„Revolution statt Krieg“: Linksextreme rufen zu Demos auf - auch vor einer Schule

Wer die Revolution will, muss früh aufstehen. Der Arbeiterbund für den Wiederaufbau der KPD ruft am 1. März zu drei Demonstrationen auf – und beginnt dabei schon um 7.30 Uhr.
Für diese Uhrzeit ist eine Demonstration unter dem Titel „Revolution statt Krieg“ vor der Kerschensteiner Berufsschule in der Alfons-Auer-Straße angemeldet, wie die Stadt auf Anfrage mitteilt. Dahinter stecken die Kommunisten. Die Versammlung ist demnach bis 10 Uhr angemeldet. Schulleiter Josef Schmidbauer macht sich deswegen allerdings keine größeren Sorgen. „Das hatten wir vor zehn Jahren schon einmal. Da war das relativ harmlos.“ Mit einem „kleineren Aufbau“ seien die Kommunisten damals an der Schule vorbeigezogen. Auch eine Rakete sei Teil der Demonstration gewesen, erinnert sich Schmidbauer.
Im Anschluss wollen die Aktivisten ab 13.30 Uhr vor dem BMW-Werk in der Herbert-Quandt-Allee demonstrieren. Das Unternehmen rechnet mit einer „friedlichen Kundgebung“, teilt der Regensburger BMW-Sprecher Christian Dürrschmidt mit. „Wir haben keine Anhaltspunkte, dass es in diesem Zusammenhang Auswirkungen auf unsere Produktion gibt.“ Zwar kämen Protestaktionen vor den Toren von BMW selten vor, der Arbeiterbund habe allerdings in den vergangenen Jahren immer wieder in der Herbert-Quandt-Allee demonstriert.

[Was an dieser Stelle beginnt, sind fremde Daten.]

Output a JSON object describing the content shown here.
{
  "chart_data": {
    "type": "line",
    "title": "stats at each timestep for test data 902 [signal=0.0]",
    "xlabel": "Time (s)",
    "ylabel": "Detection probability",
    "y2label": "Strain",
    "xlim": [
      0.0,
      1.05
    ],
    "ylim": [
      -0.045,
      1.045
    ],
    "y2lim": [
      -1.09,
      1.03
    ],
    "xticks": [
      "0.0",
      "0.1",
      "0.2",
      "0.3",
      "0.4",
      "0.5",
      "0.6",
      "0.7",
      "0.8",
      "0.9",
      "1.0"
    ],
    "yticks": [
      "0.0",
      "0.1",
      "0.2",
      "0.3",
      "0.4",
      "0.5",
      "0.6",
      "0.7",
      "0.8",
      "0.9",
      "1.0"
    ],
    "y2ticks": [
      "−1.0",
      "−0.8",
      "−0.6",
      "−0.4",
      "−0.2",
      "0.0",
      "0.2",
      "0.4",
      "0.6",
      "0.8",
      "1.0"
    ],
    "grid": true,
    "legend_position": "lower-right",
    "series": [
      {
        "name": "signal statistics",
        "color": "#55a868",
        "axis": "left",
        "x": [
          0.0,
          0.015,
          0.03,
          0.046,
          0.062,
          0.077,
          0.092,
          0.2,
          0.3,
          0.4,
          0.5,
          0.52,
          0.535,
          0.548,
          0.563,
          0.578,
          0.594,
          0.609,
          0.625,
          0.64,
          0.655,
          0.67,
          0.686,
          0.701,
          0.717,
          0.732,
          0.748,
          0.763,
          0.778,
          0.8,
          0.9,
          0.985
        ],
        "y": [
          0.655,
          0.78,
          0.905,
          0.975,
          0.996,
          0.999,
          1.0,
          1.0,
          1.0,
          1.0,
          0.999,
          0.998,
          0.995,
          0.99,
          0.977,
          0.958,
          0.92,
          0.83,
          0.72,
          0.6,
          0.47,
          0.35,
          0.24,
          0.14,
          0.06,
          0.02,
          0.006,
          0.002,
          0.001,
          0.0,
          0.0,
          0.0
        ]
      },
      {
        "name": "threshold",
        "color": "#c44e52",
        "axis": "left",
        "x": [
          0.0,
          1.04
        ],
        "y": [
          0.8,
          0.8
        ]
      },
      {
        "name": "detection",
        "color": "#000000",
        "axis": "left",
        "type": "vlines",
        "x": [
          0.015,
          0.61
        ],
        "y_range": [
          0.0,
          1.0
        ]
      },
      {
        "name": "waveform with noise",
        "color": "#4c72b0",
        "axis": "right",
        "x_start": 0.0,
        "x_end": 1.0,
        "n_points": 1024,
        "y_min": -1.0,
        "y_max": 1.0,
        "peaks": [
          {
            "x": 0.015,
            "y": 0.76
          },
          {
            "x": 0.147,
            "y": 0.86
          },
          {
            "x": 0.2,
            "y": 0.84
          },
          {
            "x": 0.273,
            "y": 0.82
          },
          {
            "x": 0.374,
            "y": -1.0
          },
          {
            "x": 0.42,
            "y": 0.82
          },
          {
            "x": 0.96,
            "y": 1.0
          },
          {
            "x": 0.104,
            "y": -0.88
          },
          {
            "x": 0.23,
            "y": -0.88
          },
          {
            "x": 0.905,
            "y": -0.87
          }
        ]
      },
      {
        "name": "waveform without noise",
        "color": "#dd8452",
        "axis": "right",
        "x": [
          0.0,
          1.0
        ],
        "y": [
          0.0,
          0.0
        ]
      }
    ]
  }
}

Demonstration in Regensburg: Polizei rechnet mit rund 15 Menschen
Die letzte Kundgebung am 1. März findet schließlich am Ernst-Reuter-Platz statt. Die Kommunisten wollen ab 18 Uhr in Richtung Schwanenplatz ziehen, wie die Stadt auf Anfrage mitteilt. Gegen 19.30 Uhr soll der Zug vorbei sein. Die Polizei rechnet damit, dass rund 15 Menschen an den Kundgebungen teilnehmen werden.
Der selbst ernannte Arbeiterbund sorgt immer wieder für Aufsehen mit der martialischen Gestaltung seiner Kundgebungen. Mit Raketen ziehen sie durch deutsche Innenstädte und erinnern damit – womöglich auch gewollt – an Aufmärsche in der Sowjetunion.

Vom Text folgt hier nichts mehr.